Tra vetro, memoria e impegno sociale: l’artista catalano in mostra a Bologna

C’è un silenzio che pesa nelle opere di Joan Crous. Non è il silenzio dell’assenza, ma quello del tempo che sedimenta, della memoria che resta. Scultore catalano trapiantato a Bologna da oltre trent’anni, Crous lavora con materiali che portano su di sé i segni della vita: vetro riciclato, sabbia, cenere. Fragilità apparente, che nel processo creativo diventa resistenza, memoria, denuncia.
Lo incontriamo in occasione dell’inaugurazione della mostra “Natura morta” alla Galleria Maurizio Nobile Fine Art, dove le sue opere dialogano con l’eredità poetica di Giorgio Morandi. Ma è impossibile parlare con lui senza evocare anche L’Ombra di Guernica, l’imponente installazione esposta nella Basilica di San Petronio, tra le navate di uno dei luoghi più simbolici di Bologna.

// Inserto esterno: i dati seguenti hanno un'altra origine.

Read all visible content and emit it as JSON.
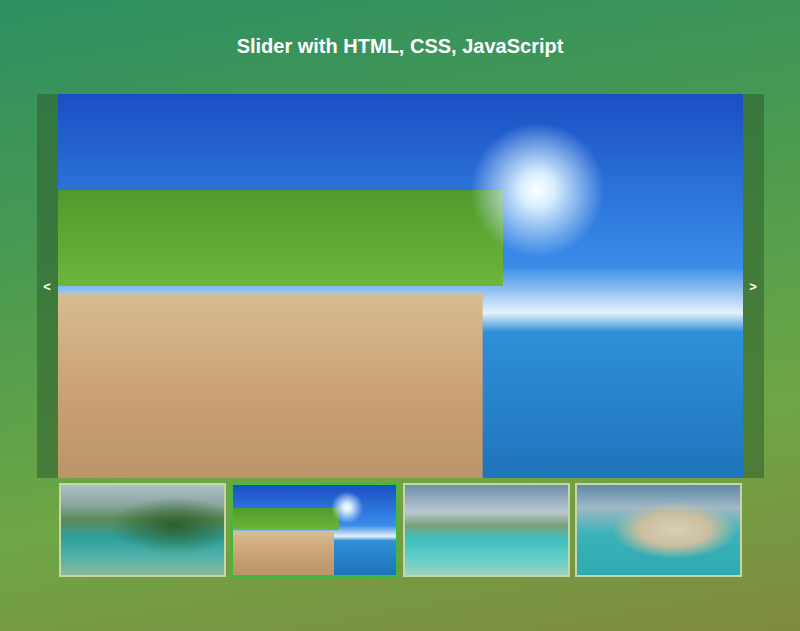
{
  "page": {
    "title": "Slider with HTML, CSS, JavaScript"
  },
  "slider": {
    "prev_button": "<",
    "next_button": ">",
    "slides": [
      {
        "selected": false
      },
      {
        "selected": true
      },
      {
        "selected": false
      },
      {
        "selected": false
      }
    ]
  }
}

Morandi e l’archeologia del quotidiano
“Morandi non si copia, si ascolta”, ci dice Joan Crous, mentre si muove tra le sue sculture esposte in galleria. “Ho provato a cogliere quel silenzio sospeso che appartiene alle sue nature morte e tradurlo nel mio linguaggio. Oggetti quotidiani, bottiglie, ciotole, resi in vetro opacizzato e polveri. Come se il tempo li avesse sepolti e io li avessi riesumati, fossilizzati nel gesto della memoria”.
Nelle sue opere si avverte una tensione archeologica, ma senza nostalgia. Ogni forma è sottratta all’uso, cristallizzata in uno stato di sospensione che interroga chi guarda. “Sono oggetti in attesa. Non raccontano solo ciò che erano, ma quello che potrebbero ancora diventare. Parlano di assenze, ma anche di possibilità”.
L’ombra che attraversa San Petronio
Accanto a questa riflessione intima e formale, c’è un’urgenza civile che anima il lavoro di Crous. L’Ombra di Guernica, esposta fino a fine giugno nella Basilica di San Petronio, ne è testimonianza concreta. “Non volevo rappresentare il bombardamento di Guernica, quello l’ha già fatto Picasso. Io volevo ascoltarne l’eco. Restituire un’ombra, appunto, che ancora si proietta sul nostro presente”.
L’installazione si compone di sagome umane in vetro riciclato, trattato con sabbie e ossidi. Figure spettrali, fragili, che sembrano emergere dal suolo come anime imprigionate. “Sono corpi senza voce – spiega – non gridano, ma la loro presenza è un grido. Stare in un luogo sacro come San Petronio per me non è solo un onore: è una responsabilità. L’arte deve poter dire qualcosa sul nostro tempo, senza retorica, ma con verità”.
Un artista radicato nel sociale
Ma Joan Crous non è solo artista. È anche presidente della cooperativa sociale Eta Beta, realtà bolognese che da oltre trent’anni lavora per l’inclusione sociale attraverso l’arte, il design, la ceramica, l’agricoltura e la ristorazione. Un ponte tra creatività e impegno che riflette la sua idea di arte come strumento attivo nella trasformazione del presente.
“L’arte non è una torre d’avorio. È un laboratorio di vita”, ci dice. “Con Eta Beta abbiamo sempre cercato di costruire relazioni: tra persone, tra materiali, tra mondi. Molti dei miei collaboratori sono artigiani, persone che si sono rimesse in gioco attraverso il lavoro creativo. Lì il vetro non è solo materia, è un’occasione”.

Joan Crous costruisce, letteralmente, sulle macerie. Prende ciò che è fragile e lo rende eterno. Le sue opere non vogliono essere monumenti, ma tracce. Fossili del presente che parlano di guerra, di silenzio, di attese. E anche di cura.
In un’epoca in cui tutto sembra scorrere troppo veloce, Crous ci invita a fermarci. A guardare quello che resta. A sentire l’ombra delle cose.